Die Entwicklung des Verbands

  • 25. Februar 1912: In Kolbermoor wird der »Verband der Landgemeinden des Königreichs Bayern« gegründet. 56 Gemeinden waren Gründungsmitglieder.
  • 1914: Nahezu die Hälfte der 7.940 bayerischen Landgemeinden gehört dem Verband an.
  • 11. Januar 1919: Das Innenministerium erkennt den Verband als gemeinsame Interessenvertretung der bayerischen Landgemeinden an.
  • 1. Mai 1934: Im Zuge der nationalsozialistischen Gleichschaltung wird der Verband zwangsweise zur »Landesdienststelle Bayern des Deutschen Gemeindetags« erklärt und damit seiner Funktion als eigenständiger Interessenvertretung beraubt.

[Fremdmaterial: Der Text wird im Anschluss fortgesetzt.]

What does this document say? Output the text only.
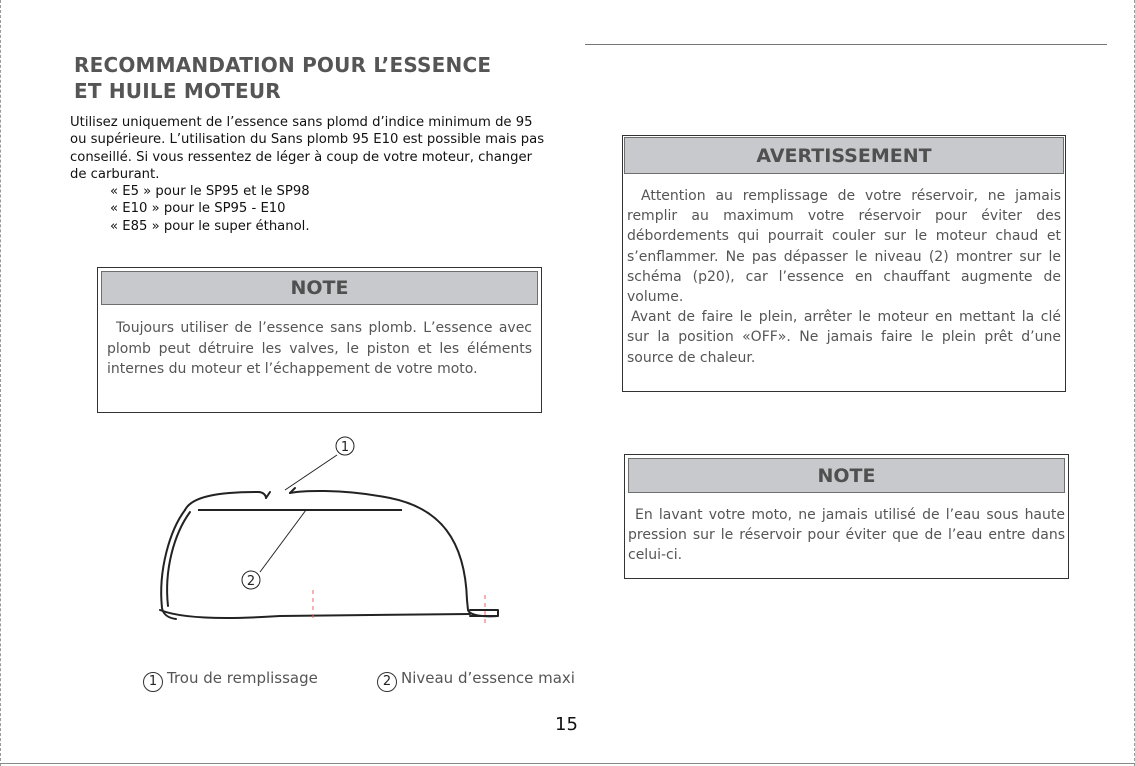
RECOMMANDATION POUR L’ESSENCE
ET HUILE MOTEUR

Utilisez uniquement de l’essence sans plomd d’indice minimum de 95 ou supérieure. L’utilisation du Sans plomb 95 E10 est possible mais pas conseillé. Si vous ressentez de léger à coup de votre moteur, changer de carburant.

« E5 » pour le SP95 et le SP98
« E10 » pour le SP95 - E10
« E85 » pour le super éthanol.
NOTE
Toujours utiliser de l’essence sans plomb. L’essence avec plomb peut détruire les valves, le piston et les éléments internes du moteur et l’échappement de votre moto.
AVERTISSEMENT

Attention au remplissage de votre réservoir, ne jamais remplir au maximum votre réservoir pour éviter des débordements qui pourrait couler sur le moteur chaud et s’enflammer. Ne pas dépasser le niveau (2) montrer sur le schéma (p20), car l’essence en chauffant augmente de volume.

Avant de faire le plein, arrêter le moteur en mettant la clé sur la position «OFF». Ne jamais faire le plein prêt d’une source de chaleur.

NOTE
En lavant votre moto, ne jamais utilisé de l’eau sous haute pression sur le réservoir pour éviter que de l’eau entre dans celui-ci.
1
2
1 Trou de remplissage	2 Niveau d’essence maxi
15
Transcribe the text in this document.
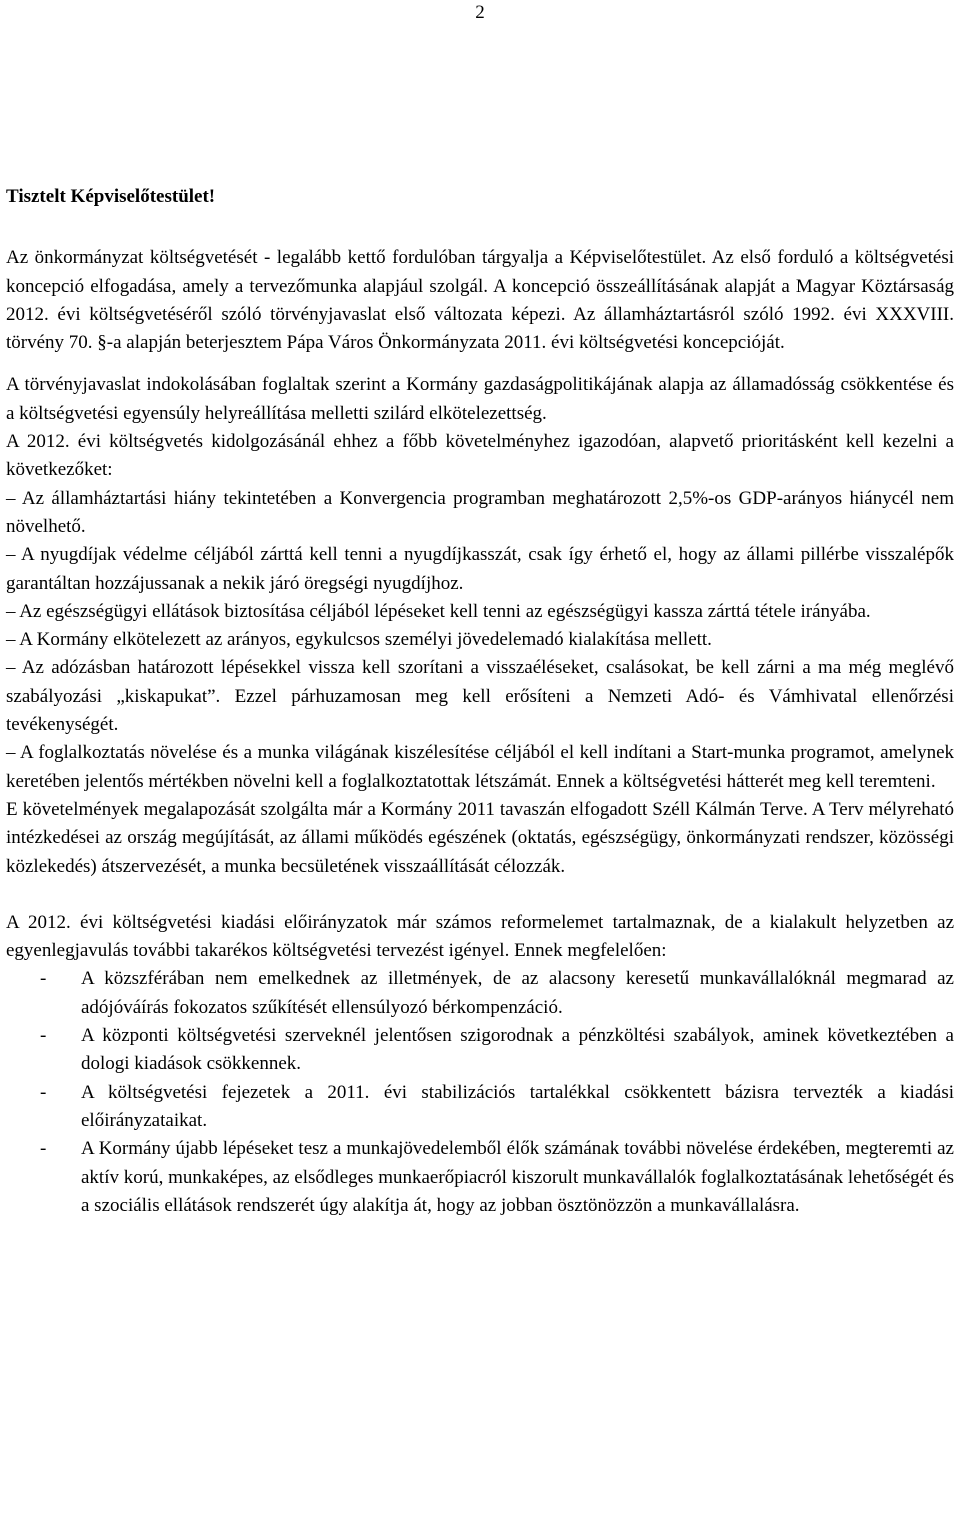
2
Tisztelt Képviselőtestület!

Az önkormányzat költségvetését - legalább kettő fordulóban tárgyalja a Képviselőtestület. Az első forduló a költségvetési koncepció elfogadása, amely a tervezőmunka alapjául szolgál. A koncepció összeállításának alapját a Magyar Köztársaság 2012. évi költségvetéséről szóló törvényjavaslat első változata képezi. Az államháztartásról szóló 1992. évi XXXVIII. törvény 70. §-a alapján beterjesztem Pápa Város Önkormányzata 2011. évi költségvetési koncepcióját.

A törvényjavaslat indokolásában foglaltak szerint a Kormány gazdaságpolitikájának alapja az államadósság csökkentése és a költségvetési egyensúly helyreállítása melletti szilárd elkötelezettség.

A 2012. évi költségvetés kidolgozásánál ehhez a főbb követelményhez igazodóan, alapvető prioritásként kell kezelni a következőket:

– Az államháztartási hiány tekintetében a Konvergencia programban meghatározott 2,5%-os GDP-arányos hiánycél nem növelhető.

– A nyugdíjak védelme céljából zárttá kell tenni a nyugdíjkasszát, csak így érhető el, hogy az állami pillérbe visszalépők garantáltan hozzájussanak a nekik járó öregségi nyugdíjhoz.

– Az egészségügyi ellátások biztosítása céljából lépéseket kell tenni az egészségügyi kassza zárttá tétele irányába.

– A Kormány elkötelezett az arányos, egykulcsos személyi jövedelemadó kialakítása mellett.

– Az adózásban határozott lépésekkel vissza kell szorítani a visszaéléseket, csalásokat, be kell zárni a ma még meglévő szabályozási „kiskapukat”. Ezzel párhuzamosan meg kell erősíteni a Nemzeti Adó- és Vámhivatal ellenőrzési tevékenységét.

– A foglalkoztatás növelése és a munka világának kiszélesítése céljából el kell indítani a Start-munka programot, amelynek keretében jelentős mértékben növelni kell a foglalkoztatottak létszámát. Ennek a költségvetési hátterét meg kell teremteni.

E követelmények megalapozását szolgálta már a Kormány 2011 tavaszán elfogadott Széll Kálmán Terve. A Terv mélyreható intézkedései az ország megújítását, az állami működés egészének (oktatás, egészségügy, önkormányzati rendszer, közösségi közlekedés) átszervezését, a munka becsületének visszaállítását célozzák.

A 2012. évi költségvetési kiadási előirányzatok már számos reformelemet tartalmaznak, de a kialakult helyzetben az egyenlegjavulás további takarékos költségvetési tervezést igényel. Ennek megfelelően:

- A közszférában nem emelkednek az illetmények, de az alacsony keresetű munkavállalóknál megmarad az adójóváírás fokozatos szűkítését ellensúlyozó bérkompenzáció.
- A központi költségvetési szerveknél jelentősen szigorodnak a pénzköltési szabályok, aminek következtében a dologi kiadások csökkennek.
- A költségvetési fejezetek a 2011. évi stabilizációs tartalékkal csökkentett bázisra tervezték a kiadási előirányzataikat.
- A Kormány újabb lépéseket tesz a munkajövedelemből élők számának további növelése érdekében, megteremti az aktív korú, munkaképes, az elsődleges munkaerőpiacról kiszorult munkavállalók foglalkoztatásának lehetőségét és a szociális ellátások rendszerét úgy alakítja át, hogy az jobban ösztönözzön a munkavállalásra.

  • 1947/1948: Der »Verband der Landgemeinden Bayerns« konstituiert sich neu.
  • 12. Juni 1954: Aus dem »Verband der Landgemeinden« wird der »Bayerische Gemeindetag«. Das Innenministerium verleiht ihm den Status einer Körperschaft des öffentlichen Rechts.
  • 1969: Vor der Gemeindegebietsreform in den 70er Jahren zählt der Verband 6.603 Mitglieder.
  • 2004: Von den insgesamt 2031 kreisangehörigen Gemeinden, Märkten und Städten Bayerns sind 2000 Mitglied des Bayerischen Gemeindetags.
  • 2011: Von den insgesamt 2031 kreisangehörigen Gemeinden, Märkten und Städten Bayerns sind 2022 Mitglied des Bayerischen Gemeindetags (Stand 1. September 2011).